We were outside the club by now and there was a legitimate line to get in the door. Instead of the typical clubbers, though, it was hipsters and indies and the slightly odd and even a couple people  who looked like they might just be there for the music. I looked at Grace and said, "Okay, perhaps the dude's not awful." She radiated smugness. "But how are we going to get in, oh bright one?"

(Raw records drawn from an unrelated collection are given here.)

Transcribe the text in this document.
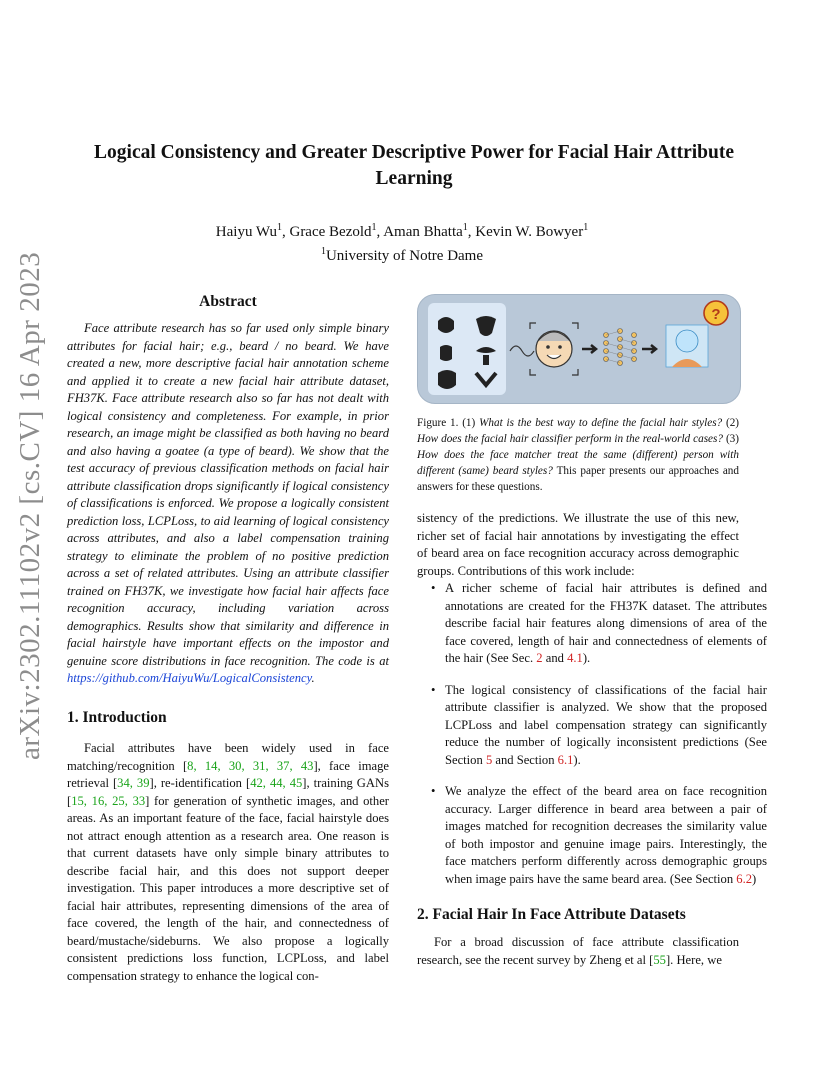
arXiv:2302.11102v2 [cs.CV] 16 Apr 2023
Logical Consistency and Greater Descriptive Power for Facial Hair Attribute Learning
Haiyu Wu$^1$, Grace Bezold$^1$, Aman Bhatta$^1$, Kevin W. Bowyer$^1$
$^1$University of Notre Dame
Abstract
Face attribute research has so far used only simple binary attributes for facial hair; e.g., beard / no beard. We have created a new, more descriptive facial hair annotation scheme and applied it to create a new facial hair attribute dataset, FH37K. Face attribute research also so far has not dealt with logical consistency and completeness. For example, in prior research, an image might be classified as both having no beard and also having a goatee (a type of beard). We show that the test accuracy of previous classification methods on facial hair attribute classification drops significantly if logical consistency of classifications is enforced. We propose a logically consistent prediction loss, LCPLoss, to aid learning of logical consistency across attributes, and also a label compensation training strategy to eliminate the problem of no positive prediction across a set of related attributes. Using an attribute classifier trained on FH37K, we investigate how facial hair affects face recognition accuracy, including variation across demographics. Results show that similarity and difference in facial hairstyle have important effects on the impostor and genuine score distributions in face recognition. The code is at https://github.com/HaiyuWu/LogicalConsistency.
1. Introduction
Facial attributes have been widely used in face matching/recognition [8, 14, 30, 31, 37, 43], face image retrieval [34, 39], re-identification [42, 44, 45], training GANs [15, 16, 25, 33] for generation of synthetic images, and other areas. As an important feature of the face, facial hairstyle does not attract enough attention as a research area. One reason is that current datasets have only simple binary attributes to describe facial hair, and this does not support deeper investigation. This paper introduces a more descriptive set of facial hair attributes, representing dimensions of the area of face covered, the length of the hair, and connectedness of beard/mustache/sideburns. We also propose a logically consistent predictions loss function, LCPLoss, and label compensation strategy to enhance the logical con-
?
Figure 1. (1) What is the best way to define the facial hair styles? (2) How does the facial hair classifier perform in the real-world cases? (3) How does the face matcher treat the same (different) person with different (same) beard styles? This paper presents our approaches and answers for these questions.
sistency of the predictions. We illustrate the use of this new, richer set of facial hair annotations by investigating the effect of beard area on face recognition accuracy across demographic groups. Contributions of this work include:
• A richer scheme of facial hair attributes is defined and annotations are created for the FH37K dataset. The attributes describe facial hair features along dimensions of area of the face covered, length of hair and connectedness of elements of the hair (See Sec. 2 and 4.1).
• The logical consistency of classifications of the facial hair attribute classifier is analyzed. We show that the proposed LCPLoss and label compensation strategy can significantly reduce the number of logically inconsistent predictions (See Section 5 and Section 6.1).
• We analyze the effect of the beard area on face recognition accuracy. Larger difference in beard area between a pair of images matched for recognition decreases the similarity value of both impostor and genuine image pairs. Interestingly, the face matchers perform differently across demographic groups when image pairs have the same beard area. (See Section 6.2)
2. Facial Hair In Face Attribute Datasets
For a broad discussion of face attribute classification research, see the recent survey by Zheng et al [55]. Here, we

"Leave that to me," she said. Pulling me behind her, she walked up to a genuine scary bouncer man and said, "Tammany says to let us in."

The man checked his clipboard as I had a mini-stroke. "I thought you said you hadn't set me up," I hissed at Grace.

"I didn't," she said, surprised. "Why?"

"No reason," I said, feeling stupid and unfortunately like a hormonal teenager - actually, those two sensations are really close, in my experience. "Carry on."

"You're in," the guard said, with a nod. "Say hi to Tams for me."

"Does your employer have some sort of hidden dark side that I should be aware of?" I asked, as we  walked past a line of glaring would-be patrons.

"This is acoustic night," Grace told me, talking over the growing din. "No worries. She's no more a metalhead than you are."

Then the place grew too filled with other conversations and tinned background music to make our own conversation practical. I just followed Grace, a little helplessly, as she boldly pushed through the crowd to a little table where Tammy sat, waving to us.

I felt the bottom drop out of my stomach, and realized that yes, I was completely and utterly screwed.